'My wife and I are falling out over what to do with our home loan – a fixed rate or tracker? We're weeks away from our current deal ending (a two-year fixed rate on a £220,000 repayment loan) and I believe the Bank of England base rate will drop to 4 per cent over the next year. But my wife is arguing for the security of a fixed rate.' J Rangeworth, Bedfordshire
Our national obsession with house prices and interest rates has reached such a peak that it is getting to be a source of marital discomfort. It's a problem facing many UK households, as the credit crunch makes most lenders unwilling to cut fixed rates or trackers.
Your tussle is between the potential pay-off of a "gamble" on future lower rates and ever-cheaper monthly repayments, and the cost of a "safe", set monthly sum. The question is: can you afford to lose the gamble – and if so, by how much?
"Think about how comfortable you will be if rates were to increase," warns David Hollingworth at broker London & Country.
Take a typical base-rate tracker, offering between 0.2 and 0.3 percentage points above the Bank's rate. For every quarter-point rise or fall, each £100,000 slice of a tracker mortgage would mean roughly £15 on or off the monthly repayment.

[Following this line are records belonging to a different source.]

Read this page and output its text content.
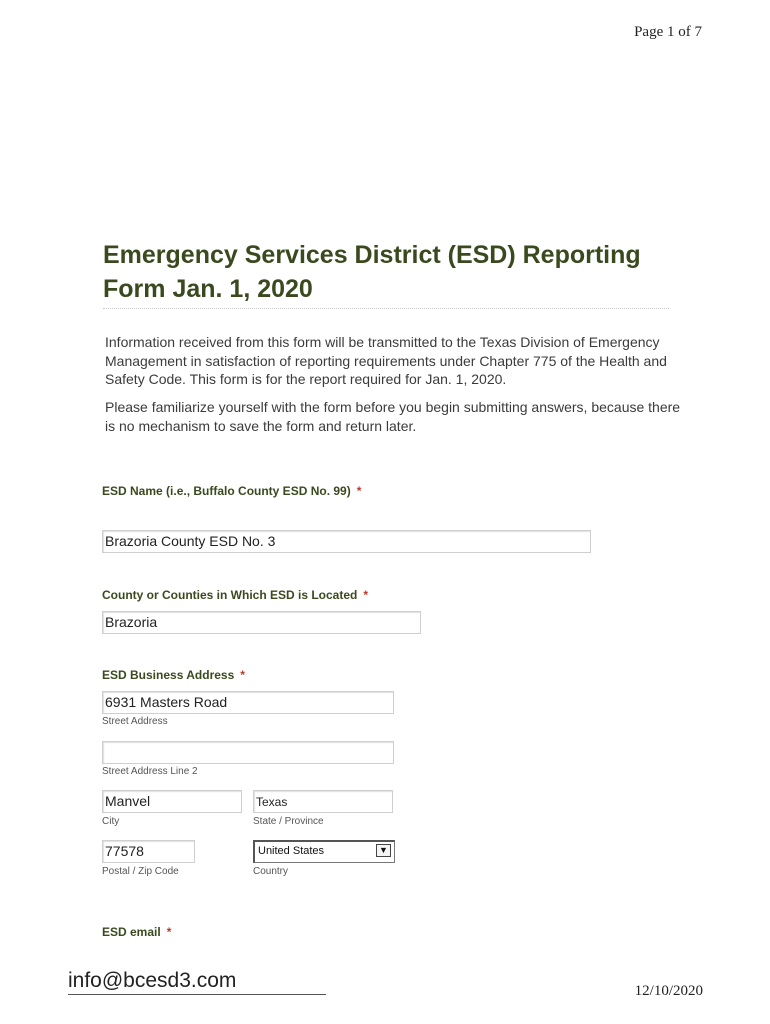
Page 1 of 7
Emergency Services District (ESD) Reporting Form Jan. 1, 2020

Information received from this form will be transmitted to the Texas Division of Emergency Management in satisfaction of reporting requirements under Chapter 775 of the Health and Safety Code. This form is for the report required for Jan. 1, 2020.

Please familiarize yourself with the form before you begin submitting answers, because there is no mechanism to save the form and return later.

ESD Name (i.e., Buffalo County ESD No. 99) *
Brazoria County ESD No. 3
County or Counties in Which ESD is Located *
Brazoria
ESD Business Address *
6931 Masters Road
Street Address
Street Address Line 2
Manvel
City
Texas
State / Province
77578
Postal / Zip Code
United States	▼
Country
ESD email *
info@bcesd3.com	12/10/2020
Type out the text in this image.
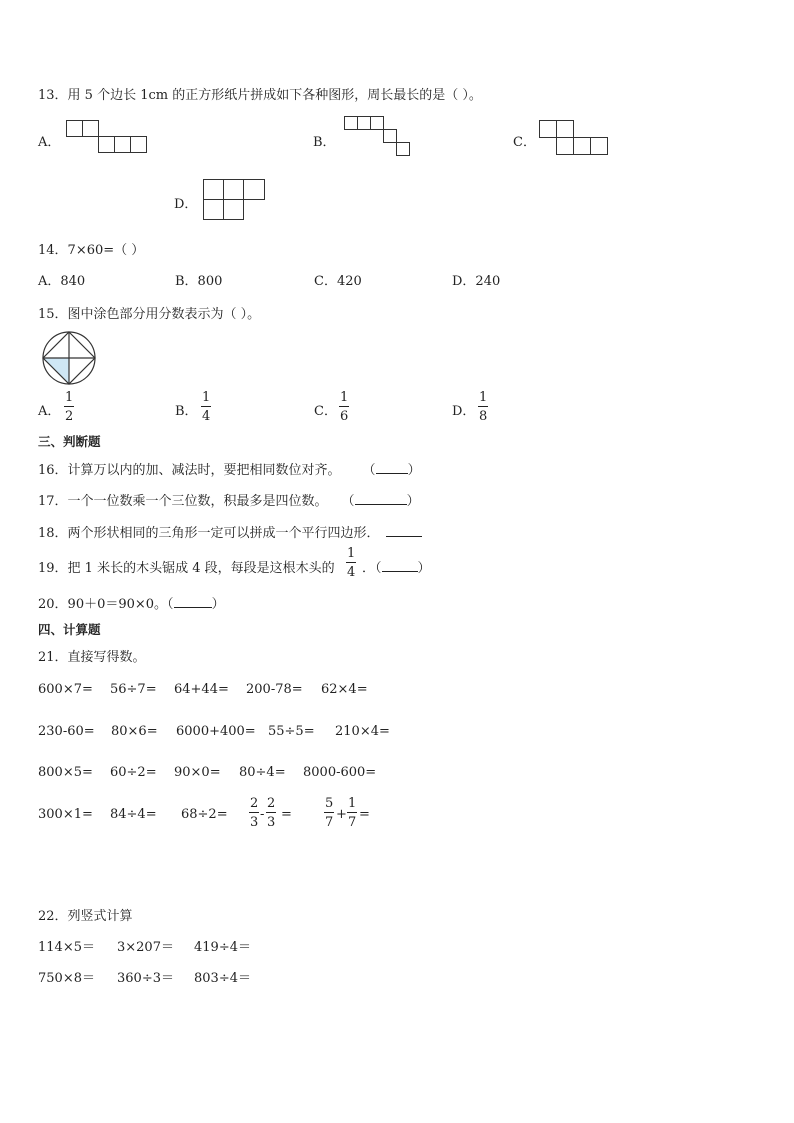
13．用 5 个边长 1cm 的正方形纸片拼成如下各种图形，周长最长的是（ ）。
A．	B．	C．
D．
14．7×60=（ ）
A．840	B．800	C．420	D．240
15．图中涂色部分用分数表示为（ ）。
A． $\frac{1}{2}$	B． $\frac{1}{4}$	C． $\frac{1}{6}$	D． $\frac{1}{8}$
三、判断题
16．计算万以内的加、减法时，要把相同数位对齐。 （ ）
17．一个一位数乘一个三位数，积最多是四位数。 （	）
18．两个形状相同的三角形一定可以拼成一个平行四边形．
19．把 1 米长的木头锯成 4 段，每段是这根木头的 $\frac{1}{4}$ ．（	）
20．90＋0＝90×0。（	）
四、计算题
21．直接写得数。
600×7= 56÷7= 64+44= 200-78= 62×4=
230-60= 80×6= 6000+400= 55÷5= 210×4=
800×5= 60÷2= 90×0= 80÷4= 8000-600=
$300\times 1= 84\div 4= 68\div 2= \frac{2}{3} - \frac{2}{3} = \frac{5}{7} + \frac{1}{7}$ =
22．列竖式计算
114×5＝ 3×207＝ 419÷4＝
750×8＝ 360÷3＝ 803÷4＝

Now let's take your £220,000 home loan: a whole percentage point fall on such a tracker would see a saving of £131 a month. Or, with the same size rate rise, an extra £131 a month to be found.
"If you feel comfortable with the ability to handle fluctuating payments, should rates begin to lift again, then a tracker is the obvious option," Mr Hollingworth says.
Despite their best efforts, highly paid City analysts ultimately don't know how high (or low) rates could go, so your guess is as good as any, although fluctuating economic data suggests further rate reductions.
It boils down to affordability: if there's enough room for manoeuvre within you and your wife's income to cope with any rises, then a tracker could tip the balance in your favour. But if you'd be in any way pushing your finances to the limit, then a fixed rate is the answer.
However, there is a solution for both of you, suggests Melanie Bien at broker Savills Private Finance: "Choose a tracker that lets you switch to a fixed rate at no penalty."
Lloyds TSB offers a two-year tracker at 0.18 per cent over the base rate (making it 5.43 per cent at the moment), she says, but it has a £1,995 fee.
Note also, she adds, that fixed-rate deals currently carry lower rates than trackers. For a £995 fee, Cumberland Building Society has a two-year fixed at 5.08 per cent.